We had all been looking forward to this ladies lazy Saturday afternoon for months. Each of us battling our own SUFFERING in life forging through it with strength, compassion and empathy for the others challenges. Some of us connected by blood others by soul we knew we were safe from judgement when together. Only held up by each other’s encouraging words offered many times before this particular day.
The FEAR leading up to the day was all of us questioning if it is actually possible for this group of MISFITS to sit in a space and remain SILENT while together, none of us were sure but it was certainly worth a try. Our visit that day was to a Healing Salt Cave located in the far north corner of a strip mall in a busy area of the city.

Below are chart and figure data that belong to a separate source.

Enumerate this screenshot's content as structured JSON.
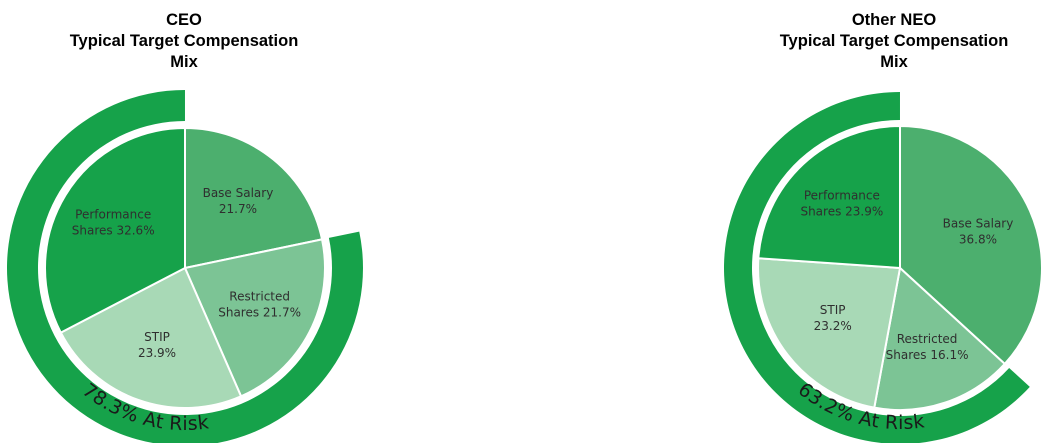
{
  "charts": [
    {
      "id": "ceo",
      "title_lines": [
        "CEO",
        "Typical Target Compensation",
        "Mix"
      ],
      "risk_label": "78.3% At Risk"
    },
    {
      "id": "neo",
      "title_lines": [
        "Other NEO",
        "Typical Target Compensation",
        "Mix"
      ],
      "risk_label": "63.2% At Risk"
    }
  ],
  "chart_data": [
    {
      "type": "pie",
      "title": "CEO Typical Target Compensation Mix",
      "slices": [
        {
          "label_lines": [
            "Base Salary",
            "21.7%"
          ],
          "name": "Base Salary",
          "value": 21.7,
          "color": "#4caf6e",
          "at_risk": false
        },
        {
          "label_lines": [
            "Restricted",
            "Shares 21.7%"
          ],
          "name": "Restricted Shares",
          "value": 21.7,
          "color": "#7cc495",
          "at_risk": true
        },
        {
          "label_lines": [
            "STIP",
            "23.9%"
          ],
          "name": "STIP",
          "value": 23.9,
          "color": "#a8d9b6",
          "at_risk": true
        },
        {
          "label_lines": [
            "Performance",
            "Shares 32.6%"
          ],
          "name": "Performance Shares",
          "value": 32.6,
          "color": "#16a24a",
          "at_risk": true
        }
      ],
      "at_risk_total": 78.3,
      "risk_ring_color": "#16a24a"
    },
    {
      "type": "pie",
      "title": "Other NEO Typical Target Compensation Mix",
      "slices": [
        {
          "label_lines": [
            "Base Salary",
            "36.8%"
          ],
          "name": "Base Salary",
          "value": 36.8,
          "color": "#4caf6e",
          "at_risk": false
        },
        {
          "label_lines": [
            "Restricted",
            "Shares 16.1%"
          ],
          "name": "Restricted Shares",
          "value": 16.1,
          "color": "#7cc495",
          "at_risk": true
        },
        {
          "label_lines": [
            "STIP",
            "23.2%"
          ],
          "name": "STIP",
          "value": 23.2,
          "color": "#a8d9b6",
          "at_risk": true
        },
        {
          "label_lines": [
            "Performance",
            "Shares 23.9%"
          ],
          "name": "Performance Shares",
          "value": 23.9,
          "color": "#16a24a",
          "at_risk": true
        }
      ],
      "at_risk_total": 63.2,
      "risk_ring_color": "#16a24a"
    }
  ]
}
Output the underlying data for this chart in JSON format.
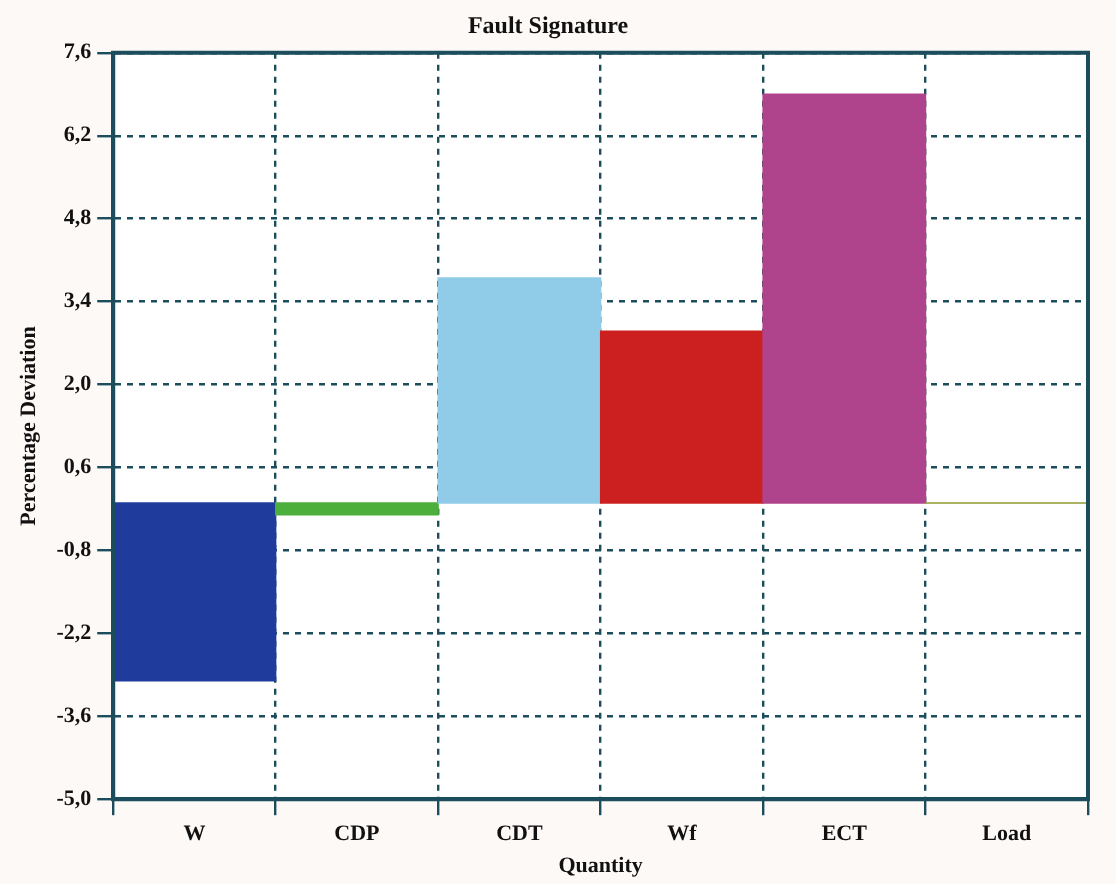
{
  "chart_data": {
    "type": "bar",
    "title": "Fault Signature",
    "xlabel": "Quantity",
    "ylabel": "Percentage Deviation",
    "categories": [
      "W",
      "CDP",
      "CDT",
      "Wf",
      "ECT",
      "Load"
    ],
    "values": [
      -3.0,
      -0.2,
      3.8,
      2.9,
      6.9,
      0.0
    ],
    "colors": [
      "#1f3c9c",
      "#4caf3c",
      "#90cce8",
      "#cc2020",
      "#b0448c",
      "#8c9a2c"
    ],
    "ylim": [
      -5.0,
      7.6
    ],
    "yticks": [
      {
        "value": -5.0,
        "label": "-5,0"
      },
      {
        "value": -3.6,
        "label": "-3,6"
      },
      {
        "value": -2.2,
        "label": "-2,2"
      },
      {
        "value": -0.8,
        "label": "-0,8"
      },
      {
        "value": 0.6,
        "label": "0,6"
      },
      {
        "value": 2.0,
        "label": "2,0"
      },
      {
        "value": 3.4,
        "label": "3,4"
      },
      {
        "value": 4.8,
        "label": "4,8"
      },
      {
        "value": 6.2,
        "label": "6,2"
      },
      {
        "value": 7.6,
        "label": "7,6"
      }
    ],
    "grid": true,
    "line_style": "dashed"
  }
}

As we entered signs ushered you to leave your shoes at the door and put on the bootie covers. We were warmly greeted by the gentlemen behind the counter who was soft spoken with a heavy accent. We’ve all become quite anti-social in dealing with our SUFFERING so a private room was previously reserved so we could ensure we didn’t have to interact with others. Some of us more withdrawn then others depending on where we are in our own personal journey. One no show who simply couldn’t make it out that day as her SUFFERING got the best of her. To her I say “next time my friend, today wasn’t your day but try again tomorrow”. I send her strength since we’ve all been there torn apart by the guilt of feeling unreliable due to the suffocation of our obstacles.
All different ages but somehow struggling to find more then where we are at this moment. With me it is URSULA (my anxiety) and this is the day I will make her put on her party dress and sit in the corner like the grump she is while I regain the WARMTH FROM WITHIN. I used to love being surrounded by people but now I struggle to even say hello. The visit to the cave was one of THREE events I would drag her to today. Why because I have to continue with living my life with or without her in tow I had to begin to regain my ability to function socially. Fully knowing that it won’t ever be the way it was before the accident but still determined to make it better than it was yesterday.
The cave was lovely not warm but a nice relaxing coolness which allowed you to feel REFRESHED as we entered the room. Each grabbing a cozy blanket on our way in you could feel the salt crackle under your feet, like hail on pavement as you stepped into the room. Within a few minutes of lounging back into the zero gravity chairs you could taste a little of the pink Himalayan salt on your tongue with each breath you took in. The trickling sound of the wall fountain behind me just above my head was sure to take me deep into my meditation. Except for the few prohibited photos, myself and my cohort took for the most part our group was well-behaved. We finished that afternoon coaching each other over lunch. The extroverts egging on the introverts on how to tackle life and friendships. The introverts reminding the extroverts of the challenges our SUFFERING placed in our path changing our directions or level of comfort numerous times.
Later that day I attended two more events both large MILESTONE birthday parties because there was alcohol being served and mostly strangers it definitely made dealing with people easier. However, I was reminded by a family member at one of these events just how much me confronting and outing URSULA left me vulnerable. I’ve been told in therapy to not hide from my diagnosis to befriend the ANXIETY and it will become easier. So I post articles and quotes on my social media if I’m having an off day or feel I just need to address ditching on a friend last minute. My Aunt decided to express to me how these posts make her feel sad… “I don’t want to see you change I love who you are…the life of the party”.
It was at that moment that I recalled the WARMTH FROM WITHIN felt in that cave.
I was surrounded by WOMEN in complete SILENCE know one more important than the other. Nobody competing for the spotlight just ENERGY flowing freely between our chakras and the room. There was no need for me to showboat, to be loud, to stand out above others this was the real me. The one I had been searching for…
The light in me honours the light in you,
The voice in me silences to hear what you have to say,
The energy in me floods you in positivity from the depth of my being,
My heart extends compassionate peace, light and love to the depth of your soul!
Thank you to all the WOMEN who have lit the fire inside me reminding me of the WARMTH FROM WITHIN that I choose to embrace and share with all of mankind for the rest of my days upon this earth. I am grateful to all these WOMEN who travel alongside me on their own journeys may you find that SILENT place within that gives you permission to honour your true self.